Sotto il primo profilo, a parere di chi scrive, per la partecipazione agli incontri di mediazione sarà
necessaria una procura speciale, non necessariamente notarile, atteso che ai sensi dell'art. 1392 c.c.
la forma  della procura segue le forme prescritte per il contratto da concludere. Ad eccezione dei
casi in cui la delega è prevista per legge (si pensi ai genitori di figli minorenni), sarà sufficiente una
procura (speciale, nel senso di una specifica indicazione dell'attività delegata, e pertanto contenente
sia la volontà o meno di proseguire nella mediazione sia i poteri negoziali) avente forma scritta,
considerato che la legge non prevede forme specifiche per l'attività di negoziazione di interessi delle
parti.
Sotto il secondo profilo, la decisione della Corte è, a sommesso avviso di chi scrive, criticabile
proprio in virtù del riconoscimento della funzione peculiare dell'avvocato che assiste un cliente in
mediazione. Diversamente dal contesto giudiziario, il ruolo dell'avvocato in mediazione richiede
competenze relazionali, comunicative e negoziali assai peculiari, frutto di una specifica formazione.

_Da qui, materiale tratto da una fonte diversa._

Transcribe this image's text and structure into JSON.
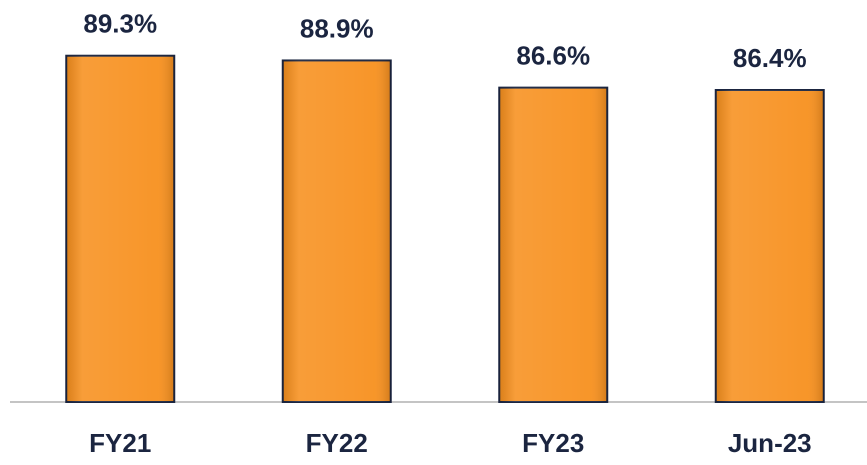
{
  "chart_data": {
    "type": "bar",
    "categories": [
      "FY21",
      "FY22",
      "FY23",
      "Jun-23"
    ],
    "values": [
      89.3,
      88.9,
      86.6,
      86.4
    ],
    "value_labels": [
      "89.3%",
      "88.9%",
      "86.6%",
      "86.4%"
    ],
    "color": "#f7901e",
    "ylim": [
      60,
      93
    ]
  }
}
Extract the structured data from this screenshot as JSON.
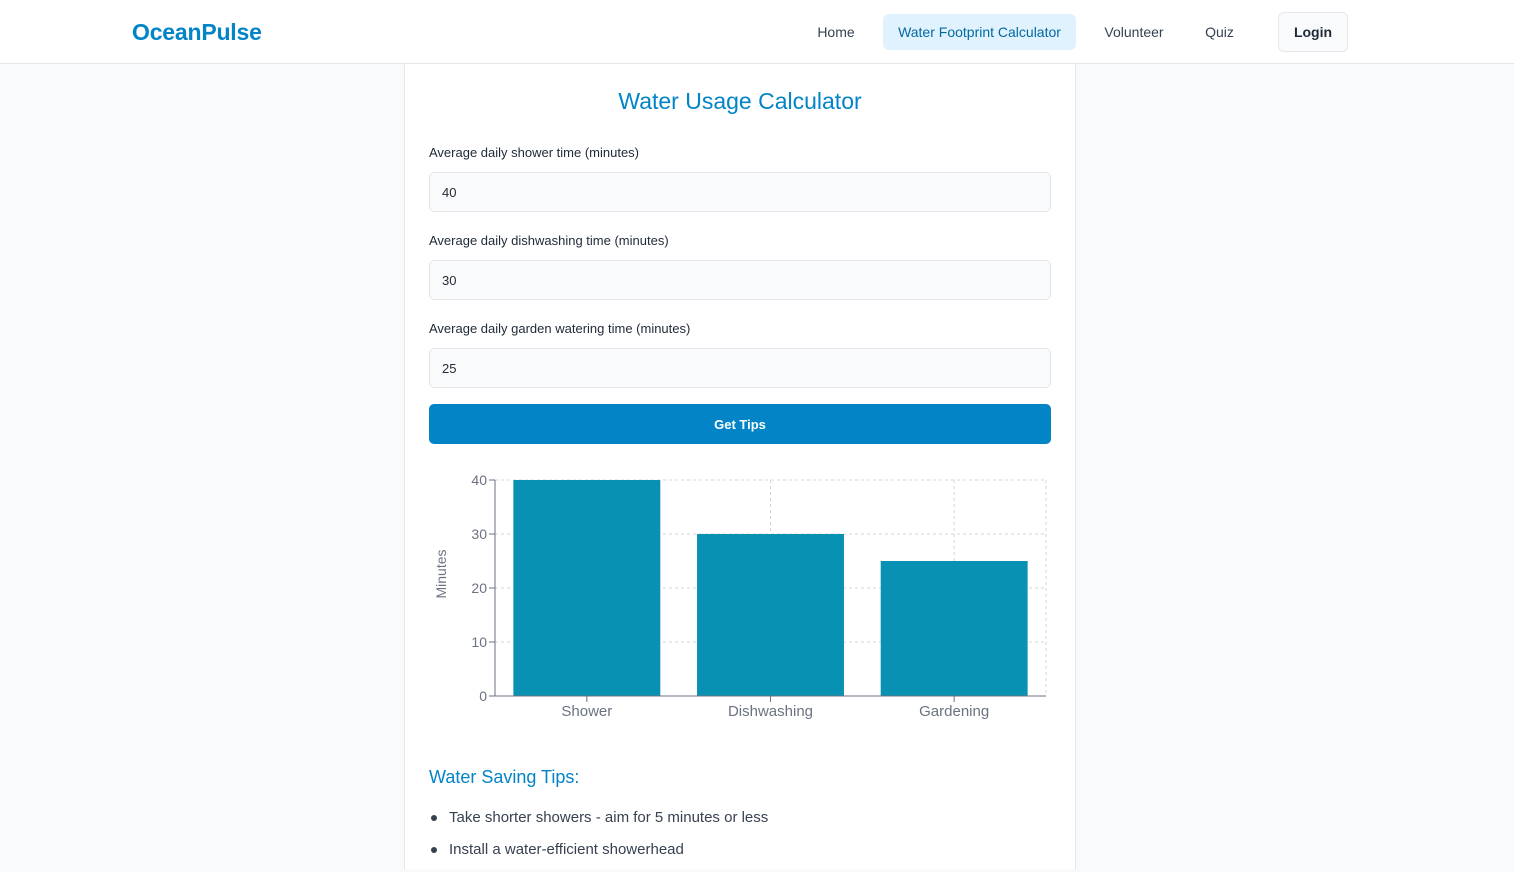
{
  "header": {
    "brand": "OceanPulse",
    "nav": [
      {
        "label": "Home",
        "active": false
      },
      {
        "label": "Water Footprint Calculator",
        "active": true
      },
      {
        "label": "Volunteer",
        "active": false
      },
      {
        "label": "Quiz",
        "active": false
      }
    ],
    "login_label": "Login"
  },
  "calculator": {
    "title": "Water Usage Calculator",
    "fields": [
      {
        "label": "Average daily shower time (minutes)",
        "value": "40"
      },
      {
        "label": "Average daily dishwashing time (minutes)",
        "value": "30"
      },
      {
        "label": "Average daily garden watering time (minutes)",
        "value": "25"
      }
    ],
    "button_label": "Get Tips"
  },
  "chart_data": {
    "type": "bar",
    "categories": [
      "Shower",
      "Dishwashing",
      "Gardening"
    ],
    "values": [
      40,
      30,
      25
    ],
    "title": "",
    "xlabel": "",
    "ylabel": "Minutes",
    "ylim": [
      0,
      40
    ],
    "yticks": [
      0,
      10,
      20,
      30,
      40
    ],
    "grid": true,
    "bar_color": "#0891b2"
  },
  "tips": {
    "heading": "Water Saving Tips:",
    "items": [
      "Take shorter showers - aim for 5 minutes or less",
      "Install a water-efficient showerhead"
    ]
  },
  "colors": {
    "accent": "#0284c7",
    "active_nav_bg": "#e0f2fe"
  }
}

Come sperimentano tutti coloro abbiano effettiva esperienza di mediazione, le chance di risoluzione
dei conflitti risiedono nella partecipazione degli stakeholders del conflitto, in quanto depositari di
interessi e bisogni, la cui comprensione ed il cui reciproco riconoscimento costituiscono l'elemento
indispensabile per raggiungere soluzioni condivise e di reciproca soddisfazione.

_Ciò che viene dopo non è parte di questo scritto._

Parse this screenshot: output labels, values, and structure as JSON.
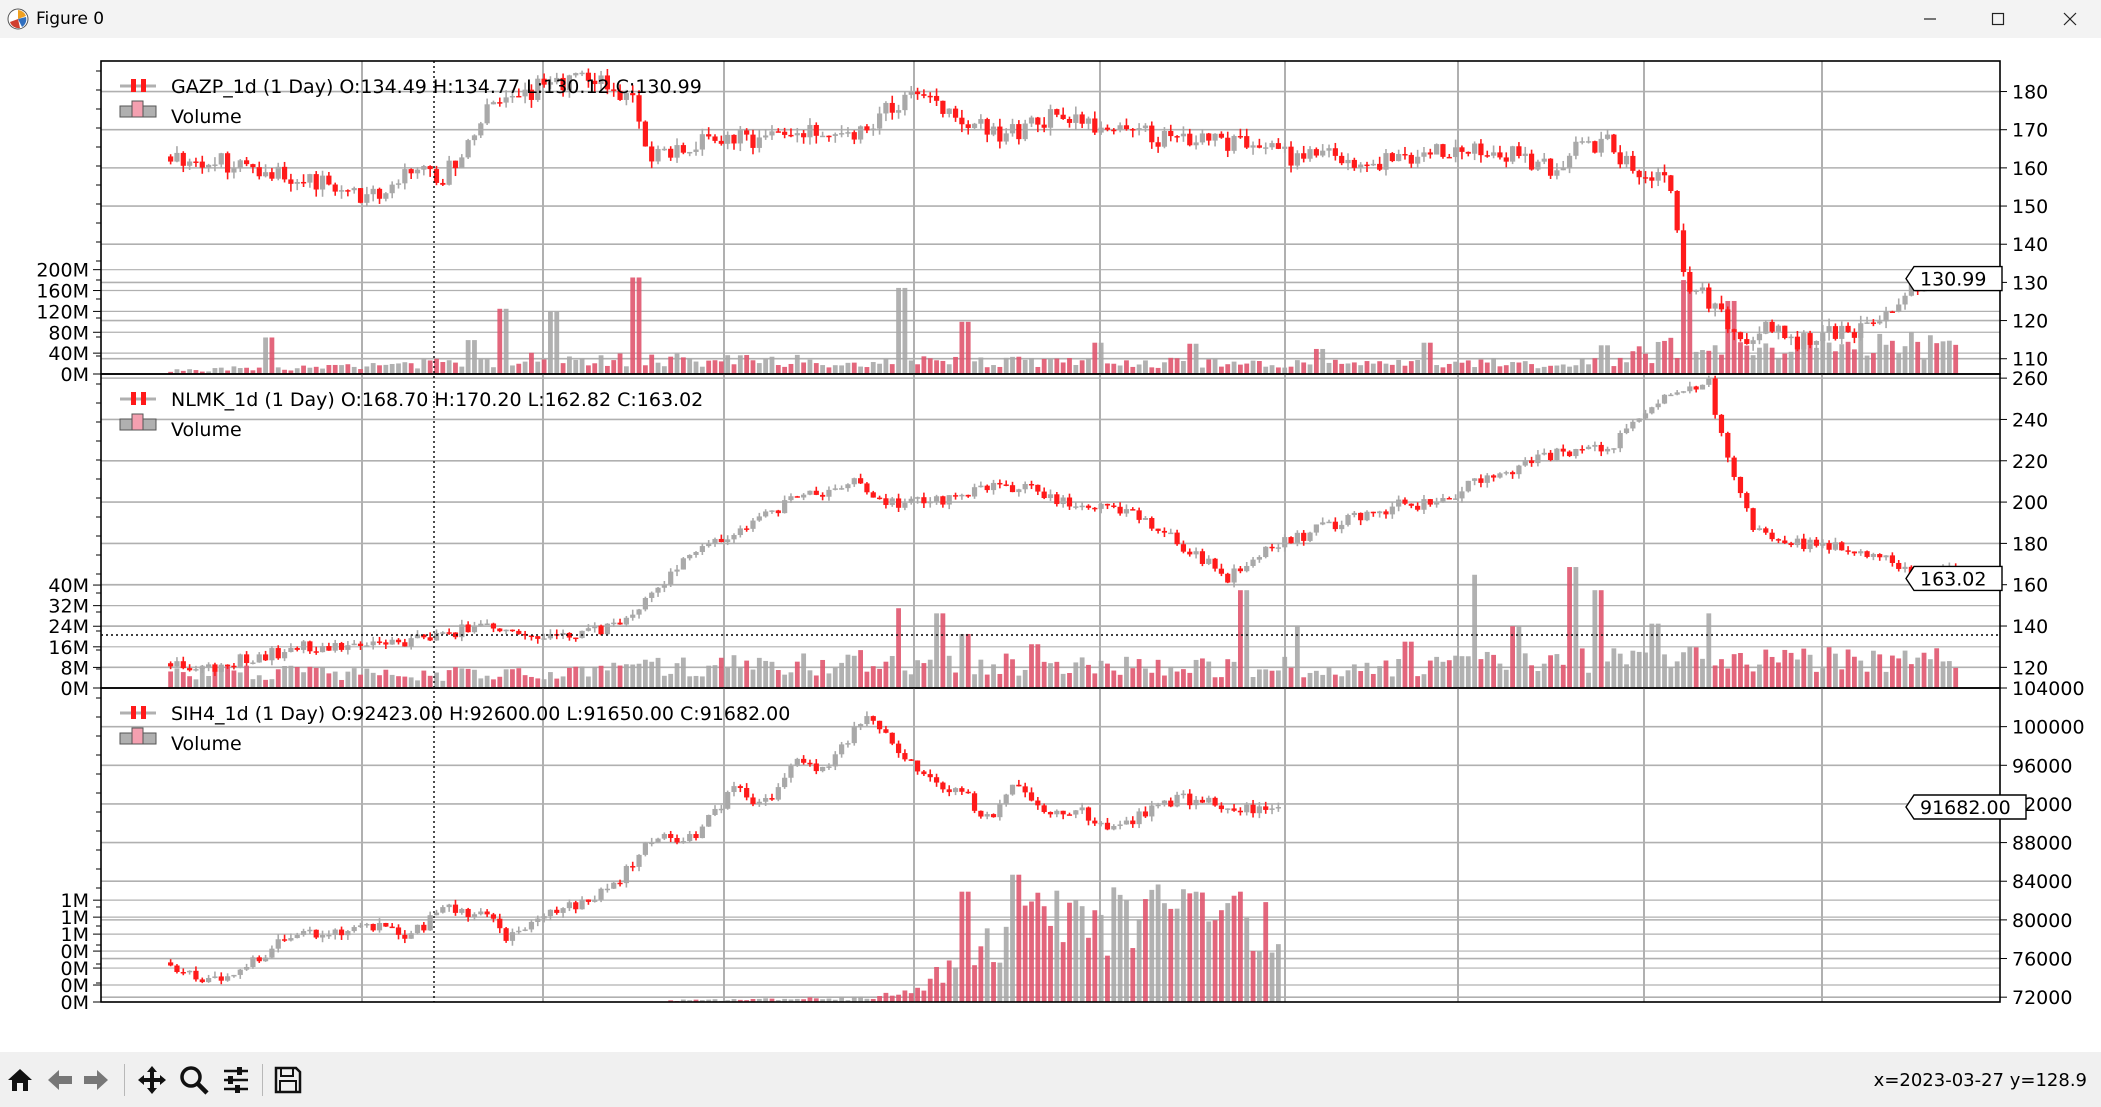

La decisione della Corte sul punto fa fare un arretramento metodologico e culturale nella gestione
delle controversie e dei conflitti.
È pur vero che nel corso degli anni il dibattito sul tema aveva assunto le più diverse connotazioni
nella giurisprudenza di merito. Infatti si erano registrati orientamenti assai minoritari che
ritenevano necessaria la presenza sia dell’avvocato che della parte personalmente, senza che
costei potesse in alcun modo delegare ad altri la partecipazione (Trib. Pordenone 10/3/2017), a
visioni più flessibili e di maggior diffusione, in cui si ammetteva la possibilità della parte di farsi
rappresentare nella mediazione da un procuratore speciale, pur escludendo che tale potere
potesse essere conferito al difensore (Trib. Firenze 19/3/2014; Trib. Palermo 23/12/2016) fino a
giungere alle posizioni di chi ha ritenuto che nulla osti a che l’avvocato cumuli la posizione di
difensore e di procuratore speciale della parte sostanziale (Trib. Verona 11 maggio 2017).

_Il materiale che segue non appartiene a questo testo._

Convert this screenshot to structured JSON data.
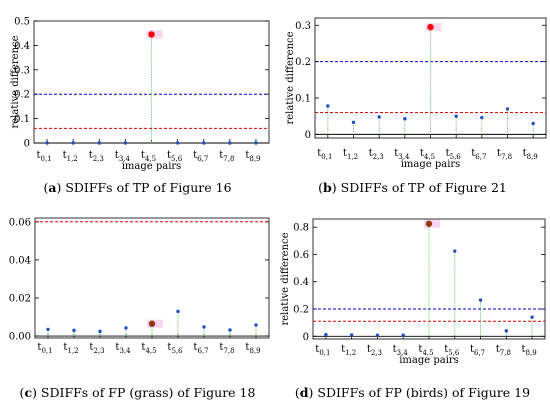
{
  "chart_data": [
    {
      "type": "scatter",
      "categories": [
        {
          "base": "t",
          "sub": "0,1"
        },
        {
          "base": "t",
          "sub": "1,2"
        },
        {
          "base": "t",
          "sub": "2,3"
        },
        {
          "base": "t",
          "sub": "3,4"
        },
        {
          "base": "t",
          "sub": "4,5"
        },
        {
          "base": "t",
          "sub": "5,6"
        },
        {
          "base": "t",
          "sub": "6,7"
        },
        {
          "base": "t",
          "sub": "7,8"
        },
        {
          "base": "t",
          "sub": "8,9"
        }
      ],
      "values": [
        0.0,
        0.0,
        0.0,
        0.0,
        0.445,
        0.0,
        0.0,
        0.0,
        0.0
      ],
      "highlight_index": 4,
      "highlight_color": "#ff0000",
      "point_color": "#1f4fbf",
      "ylim": [
        0,
        0.5
      ],
      "yticks": [
        "0",
        "0.1",
        "0.2",
        "0.3",
        "0.4",
        "0.5"
      ],
      "ytick_values": [
        0,
        0.1,
        0.2,
        0.3,
        0.4,
        0.5
      ],
      "hlines": [
        {
          "value": 0.2,
          "color": "#0000c8"
        },
        {
          "value": 0.06,
          "color": "#e00000"
        }
      ],
      "xlabel": "image pairs",
      "ylabel": "relative difference",
      "caption_label": "a",
      "caption_text": "SDIFFs of TP of Figure 16"
    },
    {
      "type": "scatter",
      "categories": [
        {
          "base": "t",
          "sub": "0,1"
        },
        {
          "base": "t",
          "sub": "1,2"
        },
        {
          "base": "t",
          "sub": "2,3"
        },
        {
          "base": "t",
          "sub": "3,4"
        },
        {
          "base": "t",
          "sub": "4,5"
        },
        {
          "base": "t",
          "sub": "5,6"
        },
        {
          "base": "t",
          "sub": "6,7"
        },
        {
          "base": "t",
          "sub": "7,8"
        },
        {
          "base": "t",
          "sub": "8,9"
        }
      ],
      "values": [
        0.078,
        0.033,
        0.048,
        0.043,
        0.295,
        0.05,
        0.046,
        0.07,
        0.03
      ],
      "highlight_index": 4,
      "highlight_color": "#ff0000",
      "point_color": "#1f4fbf",
      "ylim": [
        -0.01,
        0.32
      ],
      "yticks": [
        "0",
        "0.1",
        "0.2",
        "0.3"
      ],
      "ytick_values": [
        0,
        0.1,
        0.2,
        0.3
      ],
      "hlines": [
        {
          "value": 0.2,
          "color": "#0000c8"
        },
        {
          "value": 0.06,
          "color": "#e00000"
        }
      ],
      "xlabel": "image pairs",
      "ylabel": "relative difference",
      "caption_label": "b",
      "caption_text": "SDIFFs of TP of Figure 21"
    },
    {
      "type": "scatter",
      "categories": [
        {
          "base": "t",
          "sub": "0,1"
        },
        {
          "base": "t",
          "sub": "1,2"
        },
        {
          "base": "t",
          "sub": "2,3"
        },
        {
          "base": "t",
          "sub": "3,4"
        },
        {
          "base": "t",
          "sub": "4,5"
        },
        {
          "base": "t",
          "sub": "5,6"
        },
        {
          "base": "t",
          "sub": "6,7"
        },
        {
          "base": "t",
          "sub": "7,8"
        },
        {
          "base": "t",
          "sub": "8,9"
        }
      ],
      "values": [
        0.0035,
        0.003,
        0.0025,
        0.0043,
        0.0065,
        0.013,
        0.0048,
        0.0032,
        0.0058
      ],
      "highlight_index": 4,
      "highlight_color": "#8b3a12",
      "point_color": "#1f4fbf",
      "ylim": [
        -0.001,
        0.062
      ],
      "yticks": [
        "0.00",
        "0.02",
        "0.04",
        "0.06"
      ],
      "ytick_values": [
        0,
        0.02,
        0.04,
        0.06
      ],
      "hlines": [
        {
          "value": 0.06,
          "color": "#e00000"
        }
      ],
      "xlabel": "",
      "ylabel": "",
      "caption_label": "c",
      "caption_text": "SDIFFs of FP (grass) of Figure 18"
    },
    {
      "type": "scatter",
      "categories": [
        {
          "base": "t",
          "sub": "0,1"
        },
        {
          "base": "t",
          "sub": "1,2"
        },
        {
          "base": "t",
          "sub": "2,3"
        },
        {
          "base": "t",
          "sub": "3,4"
        },
        {
          "base": "t",
          "sub": "4,5"
        },
        {
          "base": "t",
          "sub": "5,6"
        },
        {
          "base": "t",
          "sub": "6,7"
        },
        {
          "base": "t",
          "sub": "7,8"
        },
        {
          "base": "t",
          "sub": "8,9"
        }
      ],
      "values": [
        0.012,
        0.01,
        0.008,
        0.008,
        0.825,
        0.625,
        0.265,
        0.04,
        0.14
      ],
      "highlight_index": 4,
      "highlight_color": "#8b3a12",
      "point_color": "#1f4fbf",
      "ylim": [
        -0.02,
        0.86
      ],
      "yticks": [
        "0",
        "0.2",
        "0.4",
        "0.6",
        "0.8"
      ],
      "ytick_values": [
        0,
        0.2,
        0.4,
        0.6,
        0.8
      ],
      "hlines": [
        {
          "value": 0.2,
          "color": "#0000c8"
        },
        {
          "value": 0.11,
          "color": "#e00000"
        }
      ],
      "xlabel": "image pairs",
      "ylabel": "relative difference",
      "caption_label": "d",
      "caption_text": "SDIFFs of FP (birds) of Figure 19"
    }
  ]
}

Con questa pronuncia la Cassazione avrebbe potuto recepire gli orientamenti giurisprudenziali e
le best practices sempre più diffuse degli uffici giudiziari (si pensi al Progetto fiorentino Giustizia
semplice).
E' un peccato che non venga utilizzata l'occasione per comprendere che non basta occuparsi
delle controversie, occorre anche lavorare sui conflitti che sono alla base delle prime, se non si
vuole affrontare in modo superficiale e formalistico l'opportunità che offre la legge sulla
mediazione.
Peccato, sarà per la prossima volta. Tuttavia il processo culturale mosso dalle ordinanze citate, in
materia di principio di effettività e di presenza personale delle parti in mediazione, ormai non
può più arrestarsi, neppure a seguito di questa pronuncia. Occorre essere consapevoli che “la
mente che si apre ad una nuova idea non ritorna mai alla dimensione precedente (A. Einstein).